Here is an excerpt from the e-mail:
“I know I don’t need to tell you that living in the world that we are living in, finding hope and inspiration can prove to be a bit of a struggle. But your family has been a driving force for me to continue pushing forward. The life I live is one that can be extremely grueling on me, mentally and physically, and my relationships. Sometimes I feel like stopping. But then something like this “Sam Perkins movement” happens and it sparks a wildfire in me and I realize I can’t quit. This is who I am and I’m truly honored to be a part of it.”
“You don’t see it everywhere you go where an entire scene is affected by someone’s death as they were in the Tempe area. That was the first time I saw something like that. Because we were able to kind of show the rest of our community of hardcore kids and through Twitter and the video we posted, I think more people are starting to think ‘Wow, that’s awesome,’” Jesse said. According to him, it is always said to lead by example, and that’s what Sam did. Because of that, Sam is leaving a very big legacy on his community, music scene, and is starting to leave an even bigger one on people in and out of the hardcore scene.
“He really set the standard of what a good, genuine person should be. So when he passed, everyone kind of realized that we all looked up to him, because he always smiled and never had anything negative to say about anything or anyone. That’s a really good thing to look for in any person,” said Eric.

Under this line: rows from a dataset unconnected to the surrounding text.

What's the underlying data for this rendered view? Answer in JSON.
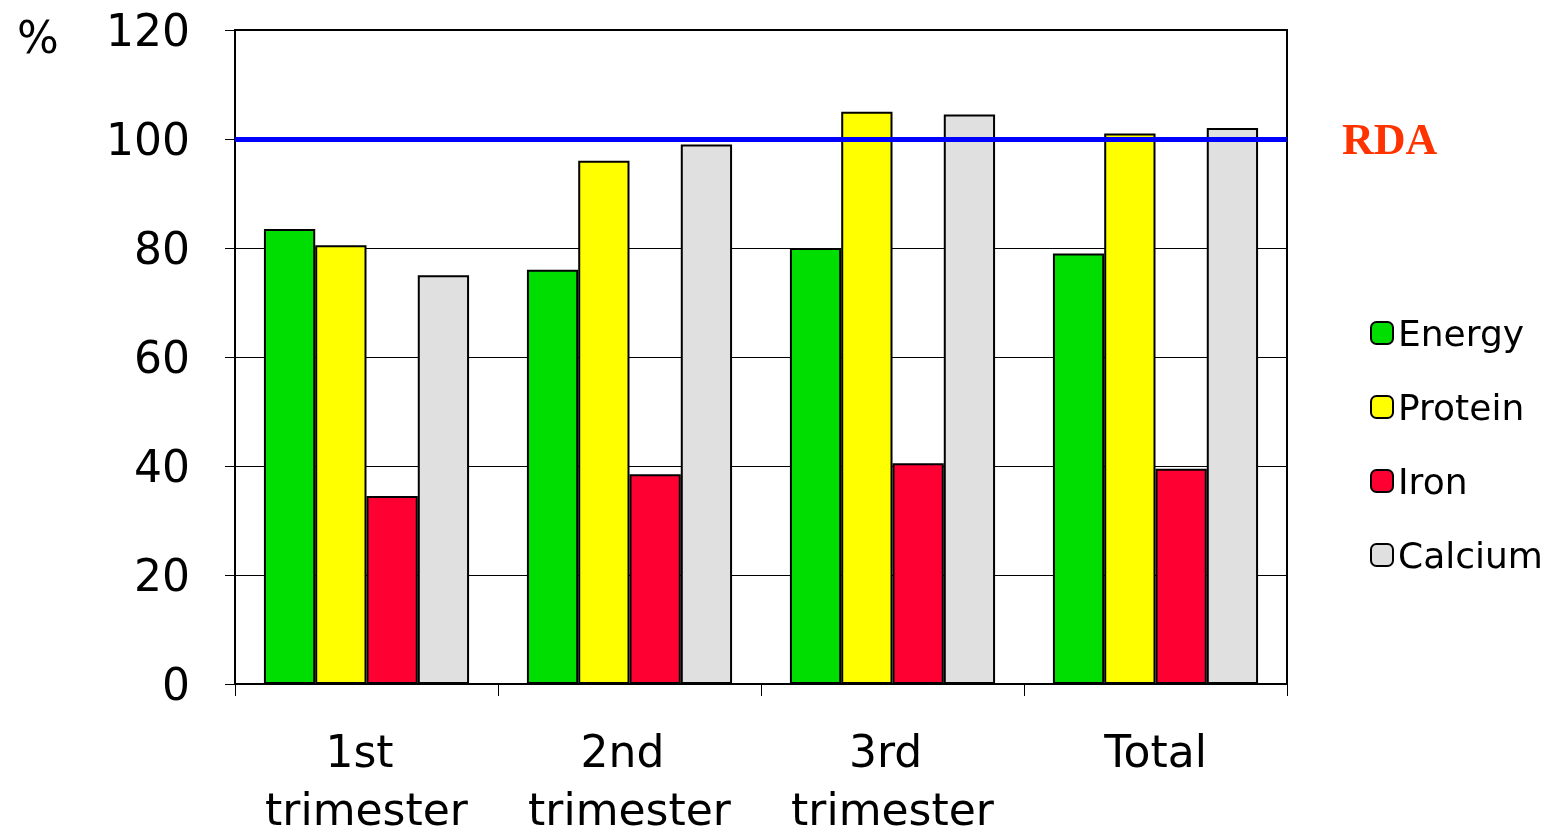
{
  "chart_data": {
    "type": "bar",
    "ylabel": "%",
    "categories": [
      "1st trimester",
      "2nd trimester",
      "3rd trimester",
      "Total"
    ],
    "series": [
      {
        "name": "Energy",
        "color": "#00dd00",
        "values": [
          83.5,
          76,
          80,
          79
        ]
      },
      {
        "name": "Protein",
        "color": "#ffff00",
        "values": [
          80.5,
          96,
          105,
          101
        ]
      },
      {
        "name": "Iron",
        "color": "#ff0033",
        "values": [
          34.5,
          38.5,
          40.5,
          39.5
        ]
      },
      {
        "name": "Calcium",
        "color": "#e0e0e0",
        "values": [
          75,
          99,
          104.5,
          102
        ]
      }
    ],
    "ylim": [
      0,
      120
    ],
    "yticks": [
      0,
      20,
      40,
      60,
      80,
      100,
      120
    ],
    "grid": "y",
    "legend": "right",
    "ref_lines": [
      {
        "axis": "y",
        "value": 100,
        "label": "RDA",
        "color": "#0000ff"
      }
    ]
  }
}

Sam’s story is one that has not only impacted the life of Jesse and the rest of Stick To Your Guns, but has helped lay a rubric for the kind of person that they want to be. Jesse finds Sam’s battle with cancer and the community’s coming together to be the true essence of what hardcore music is about. “There are people all across the world who have no idea who Sam was but are somewhat moved or affected by his death. I think that’s why I like music so much; you can move people like that, and really have an impact on people like that.”